Le budget 2022, pour cette raison, avait été initialement rejeté en novembre 2021 par les législateurs de la minorité qui avaient voté pendant un boycott du parti au pouvoir (le taux de la E-Levy était alors à 1,75 %). Le projet de loi devait être soumis mi-avril, mais le Président du Parlement a déclaré qu’il devait être traité comme une affaire urgente et a accéléré son vote.

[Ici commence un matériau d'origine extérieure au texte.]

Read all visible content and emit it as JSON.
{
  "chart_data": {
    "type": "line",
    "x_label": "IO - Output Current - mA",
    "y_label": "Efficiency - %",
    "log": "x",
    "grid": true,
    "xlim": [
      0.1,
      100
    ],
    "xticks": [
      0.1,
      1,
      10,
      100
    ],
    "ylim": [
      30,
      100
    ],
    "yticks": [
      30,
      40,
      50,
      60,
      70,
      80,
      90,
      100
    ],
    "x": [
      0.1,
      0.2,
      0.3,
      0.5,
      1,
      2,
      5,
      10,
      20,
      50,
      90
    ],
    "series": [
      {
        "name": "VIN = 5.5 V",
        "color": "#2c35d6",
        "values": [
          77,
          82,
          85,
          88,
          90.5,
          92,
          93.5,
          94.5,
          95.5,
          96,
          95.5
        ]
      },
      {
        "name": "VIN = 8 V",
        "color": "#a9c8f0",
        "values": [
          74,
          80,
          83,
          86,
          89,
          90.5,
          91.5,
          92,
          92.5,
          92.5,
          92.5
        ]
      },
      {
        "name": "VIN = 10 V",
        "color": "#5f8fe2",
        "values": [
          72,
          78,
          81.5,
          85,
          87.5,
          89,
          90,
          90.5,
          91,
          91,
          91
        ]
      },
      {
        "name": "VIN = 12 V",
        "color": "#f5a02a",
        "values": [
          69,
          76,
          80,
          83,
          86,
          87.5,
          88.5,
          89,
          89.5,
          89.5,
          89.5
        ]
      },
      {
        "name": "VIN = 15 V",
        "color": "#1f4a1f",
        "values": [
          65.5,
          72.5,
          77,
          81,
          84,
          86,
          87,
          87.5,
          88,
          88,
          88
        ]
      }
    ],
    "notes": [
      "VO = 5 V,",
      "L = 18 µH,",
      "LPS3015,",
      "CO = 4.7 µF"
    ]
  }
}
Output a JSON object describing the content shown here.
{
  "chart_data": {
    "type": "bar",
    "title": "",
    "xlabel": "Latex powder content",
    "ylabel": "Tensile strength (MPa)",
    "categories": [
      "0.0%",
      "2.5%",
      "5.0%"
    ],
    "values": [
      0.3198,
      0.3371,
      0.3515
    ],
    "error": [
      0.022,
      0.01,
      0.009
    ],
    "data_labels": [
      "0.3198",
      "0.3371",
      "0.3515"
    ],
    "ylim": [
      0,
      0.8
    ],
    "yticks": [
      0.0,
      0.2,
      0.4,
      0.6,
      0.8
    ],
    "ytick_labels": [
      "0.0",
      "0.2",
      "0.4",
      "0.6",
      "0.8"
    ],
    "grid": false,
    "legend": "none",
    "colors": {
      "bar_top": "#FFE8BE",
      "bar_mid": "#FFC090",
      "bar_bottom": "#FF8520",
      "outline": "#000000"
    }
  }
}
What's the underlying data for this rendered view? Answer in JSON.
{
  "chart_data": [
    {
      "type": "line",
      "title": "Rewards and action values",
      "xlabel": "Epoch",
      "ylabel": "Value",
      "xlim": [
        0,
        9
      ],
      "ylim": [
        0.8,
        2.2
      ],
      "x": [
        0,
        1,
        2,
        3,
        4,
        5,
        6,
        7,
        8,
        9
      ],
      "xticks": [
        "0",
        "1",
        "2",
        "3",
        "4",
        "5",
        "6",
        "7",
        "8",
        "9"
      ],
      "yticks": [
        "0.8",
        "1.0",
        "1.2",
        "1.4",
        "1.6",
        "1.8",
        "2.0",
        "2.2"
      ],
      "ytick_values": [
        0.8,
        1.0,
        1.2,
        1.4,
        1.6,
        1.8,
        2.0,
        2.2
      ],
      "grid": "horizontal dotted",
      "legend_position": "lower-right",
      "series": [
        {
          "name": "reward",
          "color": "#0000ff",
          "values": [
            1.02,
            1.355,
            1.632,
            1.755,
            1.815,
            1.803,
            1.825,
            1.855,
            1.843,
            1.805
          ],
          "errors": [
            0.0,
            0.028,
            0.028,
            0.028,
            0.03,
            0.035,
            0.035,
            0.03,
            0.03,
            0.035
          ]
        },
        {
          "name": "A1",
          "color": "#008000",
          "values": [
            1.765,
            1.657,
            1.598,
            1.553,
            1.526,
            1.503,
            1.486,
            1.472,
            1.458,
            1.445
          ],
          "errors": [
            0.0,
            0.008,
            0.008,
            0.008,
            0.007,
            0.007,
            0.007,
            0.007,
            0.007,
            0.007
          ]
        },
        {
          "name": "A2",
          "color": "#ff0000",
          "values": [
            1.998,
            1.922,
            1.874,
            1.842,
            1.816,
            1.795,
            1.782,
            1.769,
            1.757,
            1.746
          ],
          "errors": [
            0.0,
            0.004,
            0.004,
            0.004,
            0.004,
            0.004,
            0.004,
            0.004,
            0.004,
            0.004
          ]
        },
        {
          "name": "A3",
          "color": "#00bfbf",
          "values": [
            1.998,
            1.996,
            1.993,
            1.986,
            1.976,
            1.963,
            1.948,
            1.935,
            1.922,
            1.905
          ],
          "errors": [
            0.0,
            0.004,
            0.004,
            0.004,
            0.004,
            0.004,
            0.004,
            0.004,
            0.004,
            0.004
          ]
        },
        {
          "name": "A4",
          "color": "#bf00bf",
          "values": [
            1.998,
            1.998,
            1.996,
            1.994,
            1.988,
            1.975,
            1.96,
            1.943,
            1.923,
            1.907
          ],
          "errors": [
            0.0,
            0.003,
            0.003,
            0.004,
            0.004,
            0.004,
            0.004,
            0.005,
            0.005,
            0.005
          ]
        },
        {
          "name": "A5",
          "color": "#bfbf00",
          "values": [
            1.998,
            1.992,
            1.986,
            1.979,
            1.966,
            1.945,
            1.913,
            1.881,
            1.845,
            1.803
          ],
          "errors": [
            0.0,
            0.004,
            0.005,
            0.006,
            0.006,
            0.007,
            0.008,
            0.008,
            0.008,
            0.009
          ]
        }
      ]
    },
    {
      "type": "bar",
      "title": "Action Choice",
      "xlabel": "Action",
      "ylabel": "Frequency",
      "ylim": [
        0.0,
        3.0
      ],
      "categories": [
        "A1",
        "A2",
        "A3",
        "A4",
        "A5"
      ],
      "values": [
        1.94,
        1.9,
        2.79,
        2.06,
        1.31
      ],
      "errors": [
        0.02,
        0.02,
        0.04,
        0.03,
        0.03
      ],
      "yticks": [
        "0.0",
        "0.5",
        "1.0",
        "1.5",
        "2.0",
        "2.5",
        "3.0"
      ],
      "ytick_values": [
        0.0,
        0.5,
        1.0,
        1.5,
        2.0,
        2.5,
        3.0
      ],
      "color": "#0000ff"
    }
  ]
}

Le gouvernement annonce des mesures pour contenir le déficit fiscal à 7,4 %
Alors que la situation économique du Ghana ne cesse de se dégrader – inflation croissante, dépréciation du cédi, dette publique à plus de 80 % – le gouvernement avait annoncé en janvier dernier la réduction de 20 % des dépenses publiques afin de contenir le déficit fiscal de l’exercice 2022. Le 24 mars, le ministre des Finances a communiqué les mesures décidées à ce titre : elles permettraient d’économiser 3,5 Md GHS, soit 2,5 % des dépenses publiques totales estimées pour 2022. Les mesures annoncées incluent notamment une réduction de 10 % des dépenses compressibles, une baisse de 30 % des traitements des ministres et directeurs des entreprises publiques, un moratoire sur l’achat de véhicules importés, la renégociation des contrats « take or pay » avec les producteurs indépendants d’électricité et la réduction de 50 % des frais événementiels. Ces mesures apparaissent cosmétiques face à la détérioration des finances publiques ghanéennes et au regard des 20 % annoncés en janvier : elles représentent 2,5 % des dépenses budgétaires totales prévues pour 2022 (3,5 Md GHS sur 137,5 Md GHS de dépenses). Le ministre des Finances a également annoncé la mobilisation d’un financement externe à hauteur de 2 Md USD auprès de banques internationales, avec un accord à ce titre conclu dans les deux à six prochaines semaines.